Visitei um colega no Cotel

Cláudio Lacerda
Cirurgião. Professor da UPE e da Uninassau

Publicado em: 18/04/2018 03:00 Atualizado em: 18/04/2018 08:44

Atendendo ao pedido da sua dedicada esposa Solange e de seus filhos Daniel e Marcus Vinícius, este último meu aluno de medicina na Uninassau, visitei, na condição de médico, Cláudio Amaro Gomes, no Centro de Observação Criminológica e Triagem Professor Everardo Luna – Cotel, em Abreu e Lima (PE).

Cláudio Amaro, 60 anos, cirurgião torácico e professor universitário, preso há quase quatro anos, estava com problemas de saúde, principalmente na minha especialidade - hepatologia. Ao final da consulta, conversamos por mais de duas horas.

Sem que eu pedisse, mas parecendo sincero e emocionado, contou a sua versão sobre o covarde e hediondo assassinato do jovem cirurgião Arthur Eugênio, seu ex-colega de especialidade, do qual está sendo acusado de mandante. Na sequência, asseverou que os criminosos fizeram tudo por iniciativa própria e à sua revelia. Que o caso já estava esclarecido e os autores identificados e presos, um deles morto pela polícia. Como um dos envolvidos é seu filho, percebi, naquele momento, em sua face, um sentimento que me pareceu de pai envergonhado e constrangido. Por isso, não foi mais além.

Em seguida, contou os motivos pelos quais, a seu ver, continua detido, o que, para ele, configura uma antecipação de pena. Alegando haver graves erros no seu processo, principalmente no inquérito policial, segundo ele evidenciados e denunciados pelos seus advogados, afirmou não haver uma prova sequer contra ele, e que, em última análise, estava sendo vítima de julgamento emocional e antecipado da opinião pública e da mídia, que, infelizmente, exercia, no seu dizer, pressão sobre os magistrados, que têm negado os seus pedidos para que possa, pelo menos, responder em liberdade.

Depois de falar do seu cotidiano na prisão, onde se tornou médico voluntário dos demais detentos, disse que tinha escrito um livro sobre essa história – a ser publicado em breve, e comentou sobre as humilhantes e desumanas experiências pelas quais tem passado. De todas as situações vivenciadas, todavia, para minha surpresa, a mais chocante não teria acontecido ali, no Cotel, mas no Tribunal de Justiça.

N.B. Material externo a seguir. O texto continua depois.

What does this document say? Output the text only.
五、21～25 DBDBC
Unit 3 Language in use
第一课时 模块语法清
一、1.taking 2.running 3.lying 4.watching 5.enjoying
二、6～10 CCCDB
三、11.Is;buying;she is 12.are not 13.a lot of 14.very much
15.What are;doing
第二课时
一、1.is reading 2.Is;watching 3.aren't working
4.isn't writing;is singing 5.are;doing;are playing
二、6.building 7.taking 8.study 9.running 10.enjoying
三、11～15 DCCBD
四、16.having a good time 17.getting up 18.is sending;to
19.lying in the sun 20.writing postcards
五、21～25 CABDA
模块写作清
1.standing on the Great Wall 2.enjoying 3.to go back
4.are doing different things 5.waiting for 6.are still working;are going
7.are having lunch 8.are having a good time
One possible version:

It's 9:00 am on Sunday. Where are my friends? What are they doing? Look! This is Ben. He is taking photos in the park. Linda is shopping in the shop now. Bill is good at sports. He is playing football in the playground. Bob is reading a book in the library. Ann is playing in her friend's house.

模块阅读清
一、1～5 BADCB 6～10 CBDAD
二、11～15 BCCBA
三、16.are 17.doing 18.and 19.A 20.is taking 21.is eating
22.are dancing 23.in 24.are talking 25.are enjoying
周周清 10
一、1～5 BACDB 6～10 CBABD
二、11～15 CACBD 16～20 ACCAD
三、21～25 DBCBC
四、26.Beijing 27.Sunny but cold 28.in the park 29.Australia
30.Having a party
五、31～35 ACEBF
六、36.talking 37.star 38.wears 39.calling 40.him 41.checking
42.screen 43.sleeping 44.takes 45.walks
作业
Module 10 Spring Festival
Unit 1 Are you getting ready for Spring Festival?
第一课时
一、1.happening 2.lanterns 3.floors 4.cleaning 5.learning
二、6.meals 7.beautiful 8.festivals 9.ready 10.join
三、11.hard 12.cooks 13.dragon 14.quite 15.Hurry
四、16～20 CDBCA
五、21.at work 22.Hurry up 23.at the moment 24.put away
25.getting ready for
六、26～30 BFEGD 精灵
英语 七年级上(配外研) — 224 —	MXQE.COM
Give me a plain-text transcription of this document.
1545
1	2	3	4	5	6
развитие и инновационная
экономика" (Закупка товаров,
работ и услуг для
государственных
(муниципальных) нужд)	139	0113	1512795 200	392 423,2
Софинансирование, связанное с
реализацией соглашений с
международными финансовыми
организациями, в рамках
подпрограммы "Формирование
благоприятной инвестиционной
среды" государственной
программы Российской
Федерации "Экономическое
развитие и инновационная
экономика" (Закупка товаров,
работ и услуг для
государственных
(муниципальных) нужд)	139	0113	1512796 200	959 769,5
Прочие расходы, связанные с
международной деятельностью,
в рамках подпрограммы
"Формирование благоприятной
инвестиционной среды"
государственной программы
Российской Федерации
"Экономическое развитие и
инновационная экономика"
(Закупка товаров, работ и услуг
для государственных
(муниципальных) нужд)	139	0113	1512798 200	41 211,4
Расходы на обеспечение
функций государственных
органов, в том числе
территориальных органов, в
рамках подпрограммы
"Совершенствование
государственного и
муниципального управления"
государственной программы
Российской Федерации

Cláudio Amaro contou, quase chorando, que, segundo seus familiares, numa sessão de julgamento de pedido de habeas corpus, durante todo o período em que o seu advogado argumentava pela desnecessidade de mantê-lo preso, os desembargadores falavam ao telefone celular, conversavam entre si e sorriam, aparentemente sem dar a menor atenção ao que estava sendo decidido, que era, em última análise, a liberdade de um ser humano. No final, negaram o pleito.

Será que essa versão, contada em detalhes pela esposa de Cláudio, é verdadeira mesmo? Felizmente, sabemos que tal atitude, daqueles magistrados, se de fato ocorreu, não é a regra numa categoria tão respeitada por todos.

A perda de um jovem e brilhante cirurgião, pai e esposo, foi uma tragédia imensurável e irreparável, que provocou justificada indignação e revolta de toda a sociedade. Evidentemente, o lugar dos culpados é na cadeia. Não importa quem. E por várias décadas. Por outro lado, assim como a imensa maioria dos que conhecem Cláudio Gomes e sua história de vida, tenho razões para acreditar na sua inocência.

Finalmente, como cidadão, ao constatar como a nossa Justiça funciona - e parece estar funcionado nesse caso, não posso deixar de expressar o meu receio de que ela esteja estendendo os efeitos de uma terrível tragédia, produzindo outra vítima.